Papanya lebih suka marah-marah dan jarang sekali pulang ke rumah. Sampai akhirnya, 6 bulan yang lalu Flopia tahu jawaban dari perubahan itu. Tanpa sengaja Flopia membuka handphone saat Papanya mandi. Detik itu juga hati Flopia hancur melebur saat membaca pesan sms dari seorang wanita simpanan Papanya.
Flopia sama sekali tidak menyangka jika Papa yang dia puja dan dia sayangi begitu tega menduakan Mamanya. Ikatan janji suci itu telah dinodai. Pernikahan yang sudah dibangun selama dua puluh tahun pun hancur begitu saja.

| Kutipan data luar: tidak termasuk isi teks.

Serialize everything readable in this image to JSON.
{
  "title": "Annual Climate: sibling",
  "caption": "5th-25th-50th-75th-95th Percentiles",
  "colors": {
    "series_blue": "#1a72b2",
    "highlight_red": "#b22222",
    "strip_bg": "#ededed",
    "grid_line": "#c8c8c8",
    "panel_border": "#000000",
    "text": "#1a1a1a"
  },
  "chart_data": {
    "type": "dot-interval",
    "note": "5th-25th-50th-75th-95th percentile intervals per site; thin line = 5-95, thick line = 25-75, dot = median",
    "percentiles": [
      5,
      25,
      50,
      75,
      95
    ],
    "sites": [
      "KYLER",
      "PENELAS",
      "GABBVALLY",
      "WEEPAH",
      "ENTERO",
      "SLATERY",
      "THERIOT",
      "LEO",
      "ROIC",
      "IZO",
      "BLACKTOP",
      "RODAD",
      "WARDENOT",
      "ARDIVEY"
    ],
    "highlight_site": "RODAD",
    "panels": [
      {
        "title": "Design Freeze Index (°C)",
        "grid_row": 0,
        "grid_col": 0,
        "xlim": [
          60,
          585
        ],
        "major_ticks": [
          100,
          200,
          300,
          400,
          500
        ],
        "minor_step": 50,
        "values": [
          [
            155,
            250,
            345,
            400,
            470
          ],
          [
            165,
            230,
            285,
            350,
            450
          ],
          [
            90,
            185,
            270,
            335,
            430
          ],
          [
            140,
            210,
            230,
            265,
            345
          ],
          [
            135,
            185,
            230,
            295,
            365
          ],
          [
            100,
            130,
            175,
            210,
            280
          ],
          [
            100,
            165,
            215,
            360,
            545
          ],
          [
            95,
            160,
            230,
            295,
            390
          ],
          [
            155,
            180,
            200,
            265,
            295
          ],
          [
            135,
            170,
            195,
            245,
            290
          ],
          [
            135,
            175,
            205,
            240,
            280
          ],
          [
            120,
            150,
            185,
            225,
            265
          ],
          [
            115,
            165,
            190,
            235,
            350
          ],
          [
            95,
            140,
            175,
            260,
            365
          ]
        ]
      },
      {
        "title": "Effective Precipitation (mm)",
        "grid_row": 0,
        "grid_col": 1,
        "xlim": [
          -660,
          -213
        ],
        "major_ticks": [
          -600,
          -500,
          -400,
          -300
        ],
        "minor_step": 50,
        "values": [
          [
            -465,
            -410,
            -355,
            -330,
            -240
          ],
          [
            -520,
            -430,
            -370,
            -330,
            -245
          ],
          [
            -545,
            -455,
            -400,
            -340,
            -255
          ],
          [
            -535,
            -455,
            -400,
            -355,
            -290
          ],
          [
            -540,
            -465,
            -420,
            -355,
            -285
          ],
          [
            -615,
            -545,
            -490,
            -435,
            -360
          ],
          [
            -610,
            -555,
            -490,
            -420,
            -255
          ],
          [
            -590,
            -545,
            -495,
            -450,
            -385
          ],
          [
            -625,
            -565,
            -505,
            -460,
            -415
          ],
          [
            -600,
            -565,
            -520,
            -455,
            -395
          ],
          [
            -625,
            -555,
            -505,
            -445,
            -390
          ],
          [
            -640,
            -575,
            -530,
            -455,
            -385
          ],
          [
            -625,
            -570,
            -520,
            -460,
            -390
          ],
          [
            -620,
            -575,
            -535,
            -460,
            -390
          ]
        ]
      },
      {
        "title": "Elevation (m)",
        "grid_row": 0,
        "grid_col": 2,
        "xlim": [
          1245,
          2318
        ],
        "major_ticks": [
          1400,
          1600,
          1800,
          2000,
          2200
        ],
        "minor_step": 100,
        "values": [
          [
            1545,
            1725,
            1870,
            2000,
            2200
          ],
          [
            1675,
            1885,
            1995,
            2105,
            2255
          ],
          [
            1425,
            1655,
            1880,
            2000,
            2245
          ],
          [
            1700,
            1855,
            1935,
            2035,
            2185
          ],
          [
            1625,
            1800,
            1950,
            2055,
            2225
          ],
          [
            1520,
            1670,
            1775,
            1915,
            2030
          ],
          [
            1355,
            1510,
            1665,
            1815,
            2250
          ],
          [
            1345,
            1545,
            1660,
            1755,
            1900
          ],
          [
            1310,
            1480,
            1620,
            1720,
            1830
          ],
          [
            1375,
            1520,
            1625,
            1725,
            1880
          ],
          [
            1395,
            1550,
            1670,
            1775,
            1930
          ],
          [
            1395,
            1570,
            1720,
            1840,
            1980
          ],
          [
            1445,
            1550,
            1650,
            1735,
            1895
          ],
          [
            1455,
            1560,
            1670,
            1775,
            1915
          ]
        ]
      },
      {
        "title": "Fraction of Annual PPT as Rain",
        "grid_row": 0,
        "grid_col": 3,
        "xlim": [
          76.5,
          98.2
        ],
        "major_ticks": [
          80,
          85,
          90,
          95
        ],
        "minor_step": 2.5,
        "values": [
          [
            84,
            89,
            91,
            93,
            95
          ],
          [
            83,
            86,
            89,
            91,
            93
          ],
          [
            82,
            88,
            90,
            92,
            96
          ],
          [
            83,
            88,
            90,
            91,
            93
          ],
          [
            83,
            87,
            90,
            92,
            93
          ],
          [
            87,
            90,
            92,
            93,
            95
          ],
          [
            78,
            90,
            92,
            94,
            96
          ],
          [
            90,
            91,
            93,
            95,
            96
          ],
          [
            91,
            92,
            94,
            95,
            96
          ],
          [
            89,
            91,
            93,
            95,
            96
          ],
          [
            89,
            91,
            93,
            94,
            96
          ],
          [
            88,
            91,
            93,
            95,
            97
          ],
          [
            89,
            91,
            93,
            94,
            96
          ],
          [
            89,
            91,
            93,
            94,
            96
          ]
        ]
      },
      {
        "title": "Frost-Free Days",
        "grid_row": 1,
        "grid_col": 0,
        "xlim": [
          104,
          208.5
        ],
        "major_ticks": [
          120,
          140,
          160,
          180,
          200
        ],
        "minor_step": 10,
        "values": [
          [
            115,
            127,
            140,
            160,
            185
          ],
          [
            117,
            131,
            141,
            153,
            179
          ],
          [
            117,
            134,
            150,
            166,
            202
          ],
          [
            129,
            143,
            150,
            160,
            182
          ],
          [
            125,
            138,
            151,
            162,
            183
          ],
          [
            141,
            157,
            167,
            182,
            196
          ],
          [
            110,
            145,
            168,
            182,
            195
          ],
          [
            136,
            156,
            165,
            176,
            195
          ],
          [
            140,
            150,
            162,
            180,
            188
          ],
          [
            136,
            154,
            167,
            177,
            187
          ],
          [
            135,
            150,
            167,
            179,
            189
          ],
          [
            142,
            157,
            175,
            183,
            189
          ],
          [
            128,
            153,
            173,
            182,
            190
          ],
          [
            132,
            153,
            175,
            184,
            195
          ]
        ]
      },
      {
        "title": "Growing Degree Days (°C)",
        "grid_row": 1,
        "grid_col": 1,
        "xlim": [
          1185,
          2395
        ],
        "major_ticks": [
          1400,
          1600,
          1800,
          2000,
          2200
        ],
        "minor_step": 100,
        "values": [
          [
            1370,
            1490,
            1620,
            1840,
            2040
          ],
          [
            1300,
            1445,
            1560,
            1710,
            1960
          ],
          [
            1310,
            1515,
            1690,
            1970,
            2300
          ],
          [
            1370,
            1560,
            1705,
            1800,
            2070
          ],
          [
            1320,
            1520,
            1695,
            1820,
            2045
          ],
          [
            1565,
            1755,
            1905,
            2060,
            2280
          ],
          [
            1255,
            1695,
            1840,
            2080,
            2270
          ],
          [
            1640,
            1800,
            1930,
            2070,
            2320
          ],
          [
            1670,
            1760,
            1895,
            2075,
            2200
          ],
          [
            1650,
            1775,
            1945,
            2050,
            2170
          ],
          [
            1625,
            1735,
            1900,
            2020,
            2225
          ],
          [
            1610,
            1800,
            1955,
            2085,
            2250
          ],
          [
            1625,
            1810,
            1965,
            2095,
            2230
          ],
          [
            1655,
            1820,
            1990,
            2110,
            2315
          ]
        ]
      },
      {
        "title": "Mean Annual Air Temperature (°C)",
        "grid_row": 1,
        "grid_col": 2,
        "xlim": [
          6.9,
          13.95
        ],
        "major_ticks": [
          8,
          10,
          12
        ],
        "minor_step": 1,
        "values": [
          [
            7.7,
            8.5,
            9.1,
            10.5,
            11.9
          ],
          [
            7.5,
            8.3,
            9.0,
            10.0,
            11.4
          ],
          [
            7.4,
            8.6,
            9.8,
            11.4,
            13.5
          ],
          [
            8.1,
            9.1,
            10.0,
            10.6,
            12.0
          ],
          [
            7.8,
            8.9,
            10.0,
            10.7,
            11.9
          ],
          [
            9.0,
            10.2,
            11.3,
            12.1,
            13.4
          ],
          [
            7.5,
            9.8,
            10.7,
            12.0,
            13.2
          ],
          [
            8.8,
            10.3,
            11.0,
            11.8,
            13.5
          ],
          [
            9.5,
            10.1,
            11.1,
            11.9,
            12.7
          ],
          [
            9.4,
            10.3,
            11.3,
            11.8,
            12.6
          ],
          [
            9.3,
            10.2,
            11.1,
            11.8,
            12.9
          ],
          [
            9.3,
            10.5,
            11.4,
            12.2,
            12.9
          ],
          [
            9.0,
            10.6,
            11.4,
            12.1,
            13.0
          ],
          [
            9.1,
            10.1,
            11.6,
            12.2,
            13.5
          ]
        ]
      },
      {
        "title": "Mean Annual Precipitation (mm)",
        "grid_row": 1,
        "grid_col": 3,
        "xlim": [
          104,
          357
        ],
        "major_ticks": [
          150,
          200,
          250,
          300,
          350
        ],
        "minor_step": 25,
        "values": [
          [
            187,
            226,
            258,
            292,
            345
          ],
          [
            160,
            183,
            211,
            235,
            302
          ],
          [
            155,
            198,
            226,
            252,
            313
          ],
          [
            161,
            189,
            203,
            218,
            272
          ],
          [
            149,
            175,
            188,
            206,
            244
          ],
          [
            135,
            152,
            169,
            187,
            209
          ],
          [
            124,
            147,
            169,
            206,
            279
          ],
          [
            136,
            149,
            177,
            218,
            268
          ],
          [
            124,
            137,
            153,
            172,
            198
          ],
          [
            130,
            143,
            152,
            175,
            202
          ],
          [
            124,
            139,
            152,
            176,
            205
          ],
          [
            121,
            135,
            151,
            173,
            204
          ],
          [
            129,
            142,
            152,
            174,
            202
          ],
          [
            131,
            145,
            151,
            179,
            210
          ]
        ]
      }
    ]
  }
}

"Katakan apa yang menjadi kekuranganku sebagai istri? Aku memberimu anak. Aku bahkan rela berhenti bekerja agar bisa menjadi istri yang baik untukmu dan anak-anak kita. Tapi kenapa? Kenapa kamu tega menyakiti dan menduakan aku?!" Bentak Mama Flopia dengan berurai air mata.
"Jangan pernah membentakku Lusi!" Balas pria itu geram dengan melempar piring-piring kaca yang berisi masakan istrinya ke lantai rumah.
"Memangnya kenapa?! Aku juga berhak untuk marah Tama!"
Plak!
Tama menampar pipi Lusi di depan anak perempuannya. "Ini yang tidak aku suka darimu. Kamu selalu melawan ucapanku. Dengar Lusi, aku akan menikahi Vina. Karena dia sedang hamil dan mengandung anak lelakiku. Terserah kamu setuju atau tidak, aku akan tetap menikahinya."
Lusi tersenyum miris. Wanita paruh baya itu menatap suami yang pernah ia cintai. "Hanya karena aku tidak bisa memberikanmu anak lelaki, kau berselingkuh?" Wanita mengangguk paham dan menegakkan kepalanya. "Baiklah, ceraikan aku terlebih dahulu Tama. Setelah itu kamu bebas menikahi Vina."
"Ya. Tanpa kamu suruh pun aku memang akan menceraikanmu, tapi jangan harap kamu akan mendapatkan uang dariku lagi."
Lusi mengangguk lemah. "Tidak masalah. Aku tidak akan menuntut itu. Tapi ingat, Flopia adalah putri kandungmu. Kamu yang harus menanggung semua biaya hidupnya."
"Tentu, asal dia mau ikut tinggal bersamaku."
Flopia menggebrak meja makan dengan kedua tangannya. Dia berdiri dan menatap Papanya dengan mata memerah. "Flo benar-benar kecewa sama Papa. Entah setan apa yang udah merasuki pikiran Papa, sampai Papa tega menghancurkan keluarga sendiri. Seharusnya Papa bersyukur telah menikah dan memiliki anak, bukankah anak itu anugerah dari Tuhan? Betapa berdosanya Papa karena sudah menyakiti hati istri dan anak Papa sendiri."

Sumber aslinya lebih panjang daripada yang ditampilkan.